An advertisement in Monday’s issue of the Ohio State University (OSU) student newspaper the Lantern touched off a controversy pitting what critics allege was an anti-Muslim bias against the rights of individuals to voice their opinions freely.
The ad’s top line read, in bold letters, “Where Are They Now?” and then listed former members of the national campus group Muslim Student Association (MSA) who’ve faced allegations of ties to terrorism. After the list, the ad carried a picture for a pamphlet called “Muslim Hate Groups On Campus” by Daniel Greenfield, which is on sale for $3 (or $1 a piece in bulk orders) from the David Horowitz Freedom Center. “All 10 individuals listed in the ad appear to have been linked to terrorism by authorities,” reported the Columbus Dispatch, “but they have not all been convicted of a crime.” One OSU student told the Dispatch there may have been some “bad apples” among former members of the MSA, which has been around since 1963 and likely boasts sizable membership alumni rolls.
Greenfield is a fellow at the Freedom Center, which purchased the ad and whose website Frontpage Magazine reproduced the ad in a blogpost. Horowitz and the Freedom Center have faced accusations of Islamophobia in the past, as in the Center for American Progress’s “Fear, Inc.” report.

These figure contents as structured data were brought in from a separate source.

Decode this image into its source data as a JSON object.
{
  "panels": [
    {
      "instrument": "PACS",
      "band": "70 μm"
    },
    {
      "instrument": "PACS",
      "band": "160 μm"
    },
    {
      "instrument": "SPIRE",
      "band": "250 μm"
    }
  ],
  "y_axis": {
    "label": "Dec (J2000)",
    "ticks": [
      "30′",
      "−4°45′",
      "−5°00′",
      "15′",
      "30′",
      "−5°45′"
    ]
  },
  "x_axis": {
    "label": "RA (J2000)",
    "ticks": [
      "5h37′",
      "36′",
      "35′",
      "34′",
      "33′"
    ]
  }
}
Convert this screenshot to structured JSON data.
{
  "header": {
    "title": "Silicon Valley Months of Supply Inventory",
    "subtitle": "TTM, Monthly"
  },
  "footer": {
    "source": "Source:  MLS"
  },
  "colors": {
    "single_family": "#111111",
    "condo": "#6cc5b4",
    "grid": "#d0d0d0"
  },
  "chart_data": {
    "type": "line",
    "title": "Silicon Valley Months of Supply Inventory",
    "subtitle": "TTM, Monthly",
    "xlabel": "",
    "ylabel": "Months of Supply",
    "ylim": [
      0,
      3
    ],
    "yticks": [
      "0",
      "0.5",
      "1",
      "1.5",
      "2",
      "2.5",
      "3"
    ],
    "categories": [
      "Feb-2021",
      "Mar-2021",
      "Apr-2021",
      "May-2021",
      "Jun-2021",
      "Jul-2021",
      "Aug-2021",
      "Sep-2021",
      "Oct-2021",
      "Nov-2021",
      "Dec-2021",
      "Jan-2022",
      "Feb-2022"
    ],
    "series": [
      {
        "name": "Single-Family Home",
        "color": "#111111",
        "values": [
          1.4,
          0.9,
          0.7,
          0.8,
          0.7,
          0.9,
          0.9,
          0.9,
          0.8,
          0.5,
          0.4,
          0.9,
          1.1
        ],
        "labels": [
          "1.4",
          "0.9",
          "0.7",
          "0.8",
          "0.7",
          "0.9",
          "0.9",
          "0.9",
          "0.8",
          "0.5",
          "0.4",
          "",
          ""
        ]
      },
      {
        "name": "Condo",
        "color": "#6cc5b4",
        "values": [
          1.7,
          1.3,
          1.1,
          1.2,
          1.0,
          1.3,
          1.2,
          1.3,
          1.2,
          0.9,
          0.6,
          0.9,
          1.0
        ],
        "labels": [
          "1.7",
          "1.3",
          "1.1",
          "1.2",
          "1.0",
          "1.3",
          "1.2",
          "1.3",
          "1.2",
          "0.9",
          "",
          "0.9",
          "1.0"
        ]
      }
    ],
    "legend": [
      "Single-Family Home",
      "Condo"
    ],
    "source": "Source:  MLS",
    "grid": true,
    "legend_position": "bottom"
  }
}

OSU students and even the paper itself reacted to Monday’s Lantern ad. Jana Al-Akhras, an 18-year-old OSU student and MSA member, told the Columbus Dispatch:
I am offended not only as a Muslim or as a general-body member of the MSA, but as a member of the OSU community. We do not stand for discrimination, hate or intolerance here.
I am extremely disappointed in The Lantern for allowing this ad to run. It was paid for. It is not an op-ed, and they had every right to deny it as hate speech.
A faculty adviser for the Lantern told the dispatch that “the ad did not violate the policy” that ads must not denigrate individuals or groups.
The staff of the Lantern, in an editorial published Tuesday, disavowed responsibility for the ad, saying many staffers were unaware it was in the paper until they picked up their own copies. The editorial went on:
Our staff found the ad to be incredibly offensive and ignorant. We do not agree with the content of the ad and we are not happy that so many of our readers were hurt by its content.
But we, as a staff, also hold the right to free speech near and dear to our hearts. Though we do not endorse or agree with the views in the ad, we do believe that Daniel Greenfield, the author of the pamphlet pictured in the ad, has a right to his opinions.
Another Muslim OSU student wrote Tuesday in a separate opinion piece on the Lantern’s website that “the majority of students overreacted over the ad.” Ayan Sheikh, a former Lantern editor who wrote that the “ad, without a doubt, is controversial and offensive to Muslims,” also cited the separation between the editorial content and the ad sales side of the paper, and said labeling the editorial staff “anti-Islam” was incorrect. Adding that Greenfield should enjoy the freedom of speech and lamenting the publicity for “his irrelevant and highly offensive $3 pamphlet,” Sheikh wrote: “If there’s someone we should all be mad at, it’s Daniel Greenfield who wrote the pamphlet, not The Lantern staff.”